Sharing knowledge products in marketplace and interaction among national and international experts created value added learning opportunity for the participants. International participants from 15 countries including USA, UK, France, Spain, India, Sri Lanka, Congo, Lao PDR, Netherlands, Germany, Myanmar, Haiti, and Norway attended the conference and visited management information system of DGHS, its local health bulletin and national data centre and participated in interaction with district and upazila level health managers through video conference as part of their regular monitoring system with DGHS. International participants also visited Government Employee hospital of the capital and Kaliganj Upazila Health Complex of Gazipur district to see individual patient’s records under hospital automation process through Open MRS software, birth and death registration through vital registration system.
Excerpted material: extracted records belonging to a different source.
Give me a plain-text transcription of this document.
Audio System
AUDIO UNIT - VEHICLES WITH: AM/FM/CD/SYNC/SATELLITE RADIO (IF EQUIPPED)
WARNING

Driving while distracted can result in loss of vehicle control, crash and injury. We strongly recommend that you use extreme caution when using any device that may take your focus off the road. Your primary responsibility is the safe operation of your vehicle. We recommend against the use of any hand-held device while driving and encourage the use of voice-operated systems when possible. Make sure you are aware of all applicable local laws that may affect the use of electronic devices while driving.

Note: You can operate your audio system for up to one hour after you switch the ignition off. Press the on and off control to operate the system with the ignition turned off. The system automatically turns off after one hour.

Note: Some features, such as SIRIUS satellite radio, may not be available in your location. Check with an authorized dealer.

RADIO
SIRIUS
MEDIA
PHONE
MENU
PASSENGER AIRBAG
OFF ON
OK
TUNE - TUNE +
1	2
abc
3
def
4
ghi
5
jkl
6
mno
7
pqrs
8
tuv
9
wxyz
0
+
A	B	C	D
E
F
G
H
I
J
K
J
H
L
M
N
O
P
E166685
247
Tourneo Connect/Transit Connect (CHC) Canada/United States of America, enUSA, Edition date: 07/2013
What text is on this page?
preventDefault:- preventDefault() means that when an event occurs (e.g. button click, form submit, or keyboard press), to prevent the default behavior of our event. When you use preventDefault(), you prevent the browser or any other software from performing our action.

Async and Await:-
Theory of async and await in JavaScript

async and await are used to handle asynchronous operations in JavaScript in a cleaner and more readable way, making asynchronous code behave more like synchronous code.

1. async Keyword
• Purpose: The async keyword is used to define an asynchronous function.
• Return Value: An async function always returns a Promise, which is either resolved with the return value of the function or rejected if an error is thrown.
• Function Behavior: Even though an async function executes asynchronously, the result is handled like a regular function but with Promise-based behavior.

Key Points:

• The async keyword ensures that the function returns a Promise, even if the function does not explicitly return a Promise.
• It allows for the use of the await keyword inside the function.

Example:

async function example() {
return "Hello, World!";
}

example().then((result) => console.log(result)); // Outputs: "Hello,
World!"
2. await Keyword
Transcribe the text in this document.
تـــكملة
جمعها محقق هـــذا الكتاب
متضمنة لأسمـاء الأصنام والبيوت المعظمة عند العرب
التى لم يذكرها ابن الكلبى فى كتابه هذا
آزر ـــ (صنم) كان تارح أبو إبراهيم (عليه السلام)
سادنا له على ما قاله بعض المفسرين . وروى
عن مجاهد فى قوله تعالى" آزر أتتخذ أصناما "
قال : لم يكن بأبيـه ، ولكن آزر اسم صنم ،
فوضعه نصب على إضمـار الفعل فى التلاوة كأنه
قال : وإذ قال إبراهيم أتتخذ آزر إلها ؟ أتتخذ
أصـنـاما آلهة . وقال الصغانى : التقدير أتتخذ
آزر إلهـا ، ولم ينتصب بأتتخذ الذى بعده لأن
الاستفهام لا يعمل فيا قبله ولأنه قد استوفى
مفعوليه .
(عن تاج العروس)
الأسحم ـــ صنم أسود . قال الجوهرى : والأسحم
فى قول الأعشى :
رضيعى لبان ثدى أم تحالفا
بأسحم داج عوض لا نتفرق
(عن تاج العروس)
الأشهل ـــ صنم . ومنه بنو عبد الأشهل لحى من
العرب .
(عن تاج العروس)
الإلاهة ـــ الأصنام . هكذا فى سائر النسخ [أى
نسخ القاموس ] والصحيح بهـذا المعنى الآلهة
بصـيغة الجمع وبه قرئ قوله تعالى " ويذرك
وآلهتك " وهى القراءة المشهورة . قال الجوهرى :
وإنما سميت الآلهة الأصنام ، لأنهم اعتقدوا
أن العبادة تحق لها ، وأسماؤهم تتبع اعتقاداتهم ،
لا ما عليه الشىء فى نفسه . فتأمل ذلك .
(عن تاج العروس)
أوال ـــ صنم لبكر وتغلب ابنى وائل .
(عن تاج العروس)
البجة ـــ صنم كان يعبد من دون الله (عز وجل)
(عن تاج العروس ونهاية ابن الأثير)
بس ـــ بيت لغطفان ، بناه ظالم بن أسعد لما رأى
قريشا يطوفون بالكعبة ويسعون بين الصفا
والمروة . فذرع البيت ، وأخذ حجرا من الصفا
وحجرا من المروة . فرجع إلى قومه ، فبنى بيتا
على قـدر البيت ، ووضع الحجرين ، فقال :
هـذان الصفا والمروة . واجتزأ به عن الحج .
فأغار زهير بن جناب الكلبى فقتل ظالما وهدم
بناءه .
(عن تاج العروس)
For icddr,b and other development partners, organizing  D4D Conference led by DGHS created scope to highlight the global and regional progress to date in strengthening health information system, showcase e-health innovations through marketplace, present the country status on ensuring access to information and data visualization. The conference successfully brought together government officials, development partners, leaders from the private sector, academicians, researchers, civil society, media and other national and international stakeholders. Bangladesh still has to go a long way for integrating health data culture in health policy making as emphasized in D4D Conference. This country needs to invest more in strengthening data sources and capacities. More alignment with stakeholders is needed for supporting country health information systems towards accountable and effective health services in line with Sustainable Development Goals. Bangladesh has several important landmarks in attaining the Millennium Development Goals especially in reducing maternal and child mortality. With this spirit of progress, D4D Conference necessitated for designing health programmes based on accurate health data, shedding more urgency on health information research, implementing more evidence-informed programmes, and incorporating innovative and best practices in health policies.